Martin Luther

Martin Luther:

Türkenpredigten und Tatarenangst

 

Großen Einfluss auf die Verbreitung der sogenannten  "Tatarenangst" hatten in der deutschen Geschichte die Flugschriften und gedruckten Gebete des 15. und 16. Jahrhunderts. Als `Bestseller` unter diesen Schriften können wohl diejenigen von Martin Luther gelten. In seinen Schriften wie "Vermahnung zum Gebet wider den Türcken", "Vom Kriege" oder der "Verlegung des Alcoran" entwirft Luther ein abgestuftes Bild von den `Mohamedanern` und dem Papsttum als Vertreter des Antichristen: „Der Papst ist der Geist des Antichristen, der Türke sein Fleisch. Beide helfen einander uns zu würgen; Letzterer mit Körper und Schwert, Ersterer mit Doktrin und Geist.“1. Gilt die hauptsächliche Aufmerksamkeit Luthers bei seinen Reden, Predigten und Schriften wider Papsttum und Islam den Türken (im Sinne von Osmanen), so sind doch auch immer wiederkehrend seine stereotypen Vorstellungen über Tataren präsent. Mehr noch, er scheint sich dessen bewusst gewesen zu sein, dass Tataren und Türken verwandte Völker seien, beide waren für ihn „flagella et virga Dei“ – Peitsche und Geißel Gottes. Auch eine Hierarchisierung dieser Beziehungen zwischen Tataren und Türken klingt an, wenn es bei Luther heißt: „Der Türke hat sein Herkommen aus den Tattern.“ oder die Tattern seien die Vetter der Türken.

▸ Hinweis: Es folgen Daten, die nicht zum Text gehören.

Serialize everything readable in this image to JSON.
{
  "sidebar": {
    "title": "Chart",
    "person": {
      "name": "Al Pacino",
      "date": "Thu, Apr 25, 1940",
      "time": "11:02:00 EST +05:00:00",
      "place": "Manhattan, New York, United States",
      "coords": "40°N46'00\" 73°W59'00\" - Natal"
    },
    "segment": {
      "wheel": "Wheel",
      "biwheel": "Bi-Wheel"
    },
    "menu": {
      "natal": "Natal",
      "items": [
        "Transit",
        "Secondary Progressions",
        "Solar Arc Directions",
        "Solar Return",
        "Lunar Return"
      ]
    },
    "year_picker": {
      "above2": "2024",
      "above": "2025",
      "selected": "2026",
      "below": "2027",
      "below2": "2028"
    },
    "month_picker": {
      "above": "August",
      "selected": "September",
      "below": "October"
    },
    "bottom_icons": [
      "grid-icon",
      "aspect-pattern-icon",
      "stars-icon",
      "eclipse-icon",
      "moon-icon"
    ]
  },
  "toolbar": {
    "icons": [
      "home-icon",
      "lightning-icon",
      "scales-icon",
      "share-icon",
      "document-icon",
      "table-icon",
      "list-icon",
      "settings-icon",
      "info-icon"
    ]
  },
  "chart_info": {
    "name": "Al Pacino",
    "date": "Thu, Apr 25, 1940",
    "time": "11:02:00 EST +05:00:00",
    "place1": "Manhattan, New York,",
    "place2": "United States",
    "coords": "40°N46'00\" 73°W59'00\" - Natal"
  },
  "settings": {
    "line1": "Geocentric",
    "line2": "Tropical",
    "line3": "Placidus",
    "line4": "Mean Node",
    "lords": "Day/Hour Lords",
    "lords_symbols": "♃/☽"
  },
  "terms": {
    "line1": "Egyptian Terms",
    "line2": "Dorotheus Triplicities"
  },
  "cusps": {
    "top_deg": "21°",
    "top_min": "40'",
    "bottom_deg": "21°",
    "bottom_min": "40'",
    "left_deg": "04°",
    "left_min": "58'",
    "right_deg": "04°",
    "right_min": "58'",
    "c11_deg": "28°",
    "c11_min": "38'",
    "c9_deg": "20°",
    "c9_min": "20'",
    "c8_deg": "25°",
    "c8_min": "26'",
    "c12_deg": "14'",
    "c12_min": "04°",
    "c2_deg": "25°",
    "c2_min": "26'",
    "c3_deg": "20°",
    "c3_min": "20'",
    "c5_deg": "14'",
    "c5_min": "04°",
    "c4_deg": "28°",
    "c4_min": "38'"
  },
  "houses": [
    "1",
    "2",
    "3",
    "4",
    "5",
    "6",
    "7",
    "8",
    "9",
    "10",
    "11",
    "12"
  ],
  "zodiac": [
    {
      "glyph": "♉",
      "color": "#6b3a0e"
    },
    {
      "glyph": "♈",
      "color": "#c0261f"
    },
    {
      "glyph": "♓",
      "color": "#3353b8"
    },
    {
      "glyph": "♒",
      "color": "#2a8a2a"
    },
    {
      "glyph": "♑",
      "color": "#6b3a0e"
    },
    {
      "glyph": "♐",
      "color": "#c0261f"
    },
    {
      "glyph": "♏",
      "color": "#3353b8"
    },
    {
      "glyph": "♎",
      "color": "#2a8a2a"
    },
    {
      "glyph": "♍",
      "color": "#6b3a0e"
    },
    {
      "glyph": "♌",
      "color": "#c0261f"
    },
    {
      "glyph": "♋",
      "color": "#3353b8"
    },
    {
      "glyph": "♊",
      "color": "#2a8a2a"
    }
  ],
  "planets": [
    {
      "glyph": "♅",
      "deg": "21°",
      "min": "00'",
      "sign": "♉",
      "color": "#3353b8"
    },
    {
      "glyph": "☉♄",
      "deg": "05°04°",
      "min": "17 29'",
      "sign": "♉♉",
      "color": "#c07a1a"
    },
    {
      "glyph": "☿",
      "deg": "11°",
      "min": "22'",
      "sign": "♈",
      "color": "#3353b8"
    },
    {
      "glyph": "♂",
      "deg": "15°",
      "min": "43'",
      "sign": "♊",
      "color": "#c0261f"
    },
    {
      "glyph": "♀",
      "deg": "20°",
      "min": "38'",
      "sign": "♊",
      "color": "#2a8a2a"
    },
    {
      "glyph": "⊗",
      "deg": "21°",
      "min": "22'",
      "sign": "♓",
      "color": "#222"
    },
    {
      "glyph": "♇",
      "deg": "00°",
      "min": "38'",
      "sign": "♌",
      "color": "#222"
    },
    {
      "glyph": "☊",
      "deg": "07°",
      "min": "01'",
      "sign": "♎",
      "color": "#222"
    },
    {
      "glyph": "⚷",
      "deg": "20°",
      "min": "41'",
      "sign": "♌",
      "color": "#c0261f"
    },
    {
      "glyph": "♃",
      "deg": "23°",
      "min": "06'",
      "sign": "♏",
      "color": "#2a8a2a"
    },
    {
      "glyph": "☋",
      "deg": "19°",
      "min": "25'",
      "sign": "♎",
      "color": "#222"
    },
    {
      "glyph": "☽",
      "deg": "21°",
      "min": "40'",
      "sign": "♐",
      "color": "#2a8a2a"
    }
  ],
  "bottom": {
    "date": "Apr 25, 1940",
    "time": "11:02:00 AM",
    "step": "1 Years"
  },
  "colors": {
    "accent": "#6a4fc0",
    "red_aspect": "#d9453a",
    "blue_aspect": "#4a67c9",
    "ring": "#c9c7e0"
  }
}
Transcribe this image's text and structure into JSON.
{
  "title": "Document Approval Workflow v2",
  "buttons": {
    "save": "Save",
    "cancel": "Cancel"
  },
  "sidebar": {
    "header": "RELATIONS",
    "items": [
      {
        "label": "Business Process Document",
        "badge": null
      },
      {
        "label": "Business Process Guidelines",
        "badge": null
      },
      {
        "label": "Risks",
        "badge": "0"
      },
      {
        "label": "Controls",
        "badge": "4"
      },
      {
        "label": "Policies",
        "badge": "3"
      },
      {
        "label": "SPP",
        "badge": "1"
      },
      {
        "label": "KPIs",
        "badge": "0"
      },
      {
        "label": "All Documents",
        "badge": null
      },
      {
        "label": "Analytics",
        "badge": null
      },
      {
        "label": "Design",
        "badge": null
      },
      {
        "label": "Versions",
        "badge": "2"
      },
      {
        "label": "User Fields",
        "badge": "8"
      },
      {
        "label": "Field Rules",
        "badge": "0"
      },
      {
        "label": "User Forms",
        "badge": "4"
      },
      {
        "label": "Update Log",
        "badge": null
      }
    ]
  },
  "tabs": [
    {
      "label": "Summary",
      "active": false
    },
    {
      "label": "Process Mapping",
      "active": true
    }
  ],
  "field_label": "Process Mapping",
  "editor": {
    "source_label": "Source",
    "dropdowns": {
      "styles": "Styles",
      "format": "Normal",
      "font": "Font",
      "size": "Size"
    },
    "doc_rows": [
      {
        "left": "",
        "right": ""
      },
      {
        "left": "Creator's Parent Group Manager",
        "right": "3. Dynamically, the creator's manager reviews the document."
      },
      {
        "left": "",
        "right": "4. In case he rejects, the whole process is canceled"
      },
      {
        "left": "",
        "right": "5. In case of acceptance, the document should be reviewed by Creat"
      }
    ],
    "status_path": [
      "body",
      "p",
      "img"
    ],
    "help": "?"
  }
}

Und: „Die großen Tattern, wilde Leute, sind Niemand unterworfen, und ein eigen Volk: doch liegen sie stets in Haaren, und schlagen sich mit den Persen und Türken, wie die kleinen Tattern sich mit den Moscowitern und Polen schlagen“; eine schon beachtliche Differenzierung zwischen den Nachfolgern der Dschingisiden.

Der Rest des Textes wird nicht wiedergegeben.